O sócio da área de energias e recursos naturais da KPMG, Anderson Dutra, acredita que os preços do petróleo podem até recuperar parte das perdas recentes, se Arábia Saudita e Rússia chegarem a um acordo sobre as cotas de produção, mas dificilmente a cotação do barril voltará à faixa dos US$ 60 tão rápido. Ontem, o barril o tipo Brent recuperou parte das perdas do dia anterior e fechou com alta de 8,3%, a US$ 37,22. Seguindo a tendência dos preços internacionais, as ações preferenciais da Petrobras subiram 9,4% (R$ 17,56) e as ordinárias, 8,5% (R$ 18,36), ante a queda de 29,7% na segunda-feira.

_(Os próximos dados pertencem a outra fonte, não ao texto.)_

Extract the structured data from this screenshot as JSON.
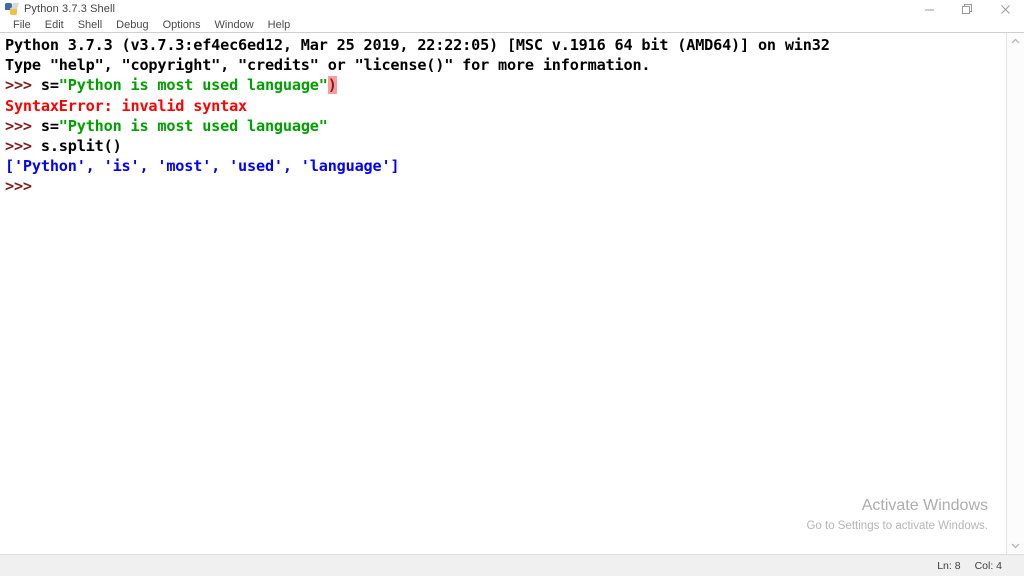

Dutra aposta, no entanto, que o petróleo em baixa não será suficiente para esvaziar o processo de desinvestimentos da Petrobras no refino. Ele alega que o número de interessados nos ativos surpreendeu as expectativas iniciais e que as empresas já estão mergulhadas nesse processo há algum tempo. Ele acredita, porém, que a queda dos preços pode puxar para baixo o valor dos ativos vendidos.
“Os fundamentos técnicos do ‘valuation’ [precificação] dos ativos não são afetados, mas nesse cenário de preços o investidor tende a se aproveitar dos custos de oportunidade, do momento de apreensão no mercado, para colocar um preço menor. Pode fazer sentido para a Petrobras segurar um pouco [os prazos para negociação]”, afirma.

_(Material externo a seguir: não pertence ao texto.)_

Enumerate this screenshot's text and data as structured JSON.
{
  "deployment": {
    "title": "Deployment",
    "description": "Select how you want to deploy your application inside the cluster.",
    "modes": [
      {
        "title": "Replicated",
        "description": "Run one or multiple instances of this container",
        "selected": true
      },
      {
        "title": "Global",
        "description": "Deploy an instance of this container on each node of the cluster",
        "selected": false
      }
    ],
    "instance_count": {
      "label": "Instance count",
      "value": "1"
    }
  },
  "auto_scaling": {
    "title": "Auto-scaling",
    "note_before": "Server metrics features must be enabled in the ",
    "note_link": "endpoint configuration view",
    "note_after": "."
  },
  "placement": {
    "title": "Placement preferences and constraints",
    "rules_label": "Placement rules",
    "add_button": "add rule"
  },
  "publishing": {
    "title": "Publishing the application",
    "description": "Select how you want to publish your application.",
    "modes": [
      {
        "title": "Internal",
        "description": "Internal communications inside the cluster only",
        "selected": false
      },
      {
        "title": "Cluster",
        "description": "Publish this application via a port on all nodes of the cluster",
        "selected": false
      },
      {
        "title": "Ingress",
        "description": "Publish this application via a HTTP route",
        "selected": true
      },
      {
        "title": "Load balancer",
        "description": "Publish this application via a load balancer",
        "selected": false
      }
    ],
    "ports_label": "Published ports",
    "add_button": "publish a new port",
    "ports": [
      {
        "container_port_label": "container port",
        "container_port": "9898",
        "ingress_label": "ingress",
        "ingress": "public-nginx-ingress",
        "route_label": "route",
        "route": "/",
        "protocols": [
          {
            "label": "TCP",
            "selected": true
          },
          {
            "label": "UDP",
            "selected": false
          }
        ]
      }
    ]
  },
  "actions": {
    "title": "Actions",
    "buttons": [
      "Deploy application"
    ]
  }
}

O professor da Universidade Federal do Rio de Janeiro (UFRJ), Edmar Almeida, destaca, por sua vez, que o cenário de preços baixos é bom para o negócio de refino e que, por isso, a queda do barril não necessariamente deve derrubar o interesse pelos ativos. “Refino é um ativo que gosta de preços baixos, porque o petróleo, para o refinador, é insumo. Quando o preço desse insumo cai, as margens tendem a aumentar nesse segmento. Mas eventualmente alguns desinvestimentos podem ser adiados, sem dúvida”, afirma.
O presidente da Petrobras, Roberto Castello Branco, disse há três semanas que a estatal vem recebendo “muitas propostas” e que nenhuma das refinarias “ficou órfã” de interessados. Dutra, da KPMG, por sua vez, aposta no sucesso dos desinvestimentos da Petrobras, mas não acredita que as refinarias colocadas à venda receberão muitas ofertas. Segundo ele, a tendência é que, em geral, apenas uma proposta seja apresentada por unidade e que, em alguns casos, haja competição entre dois competidores, no máximo.
O especialista destaca que a Regap (MG), localizada no Sudeste, que concentra os maiores centros de consumo e produção de óleo e gás do país, desponta como ativo mais atrativo. Ele também cita o potencial da Repar (PR), capaz de atender parte de São Paulo e ao agronegócio. Para o especialista, a Rnest (PE), por sua vez, mescla qualidades interessantes com algumas incertezas. É ao mesmo tempo a refinaria mais nova da Petrobras e está próxima a descobertas promissoras de óleo e gás, na Bacia de Sergipe-Alagoas, mas atende a um mercado consumidor não tão grande quanto o Sudeste e que compete muito com produtos importados. Dutra também aposta que a Reman (AM) pode atrair distribuidoras regionais.
O sócio da KPMG considera, por outro lado, que existe a chance de que nem todas as refinarias despertem o interesse do mercado. Segundo uma fonte que acompanha as negociações, a SIX (PR), de industrialização de xisto, e a Lubnor (CE) estão na lista de ativos de baixo interesse.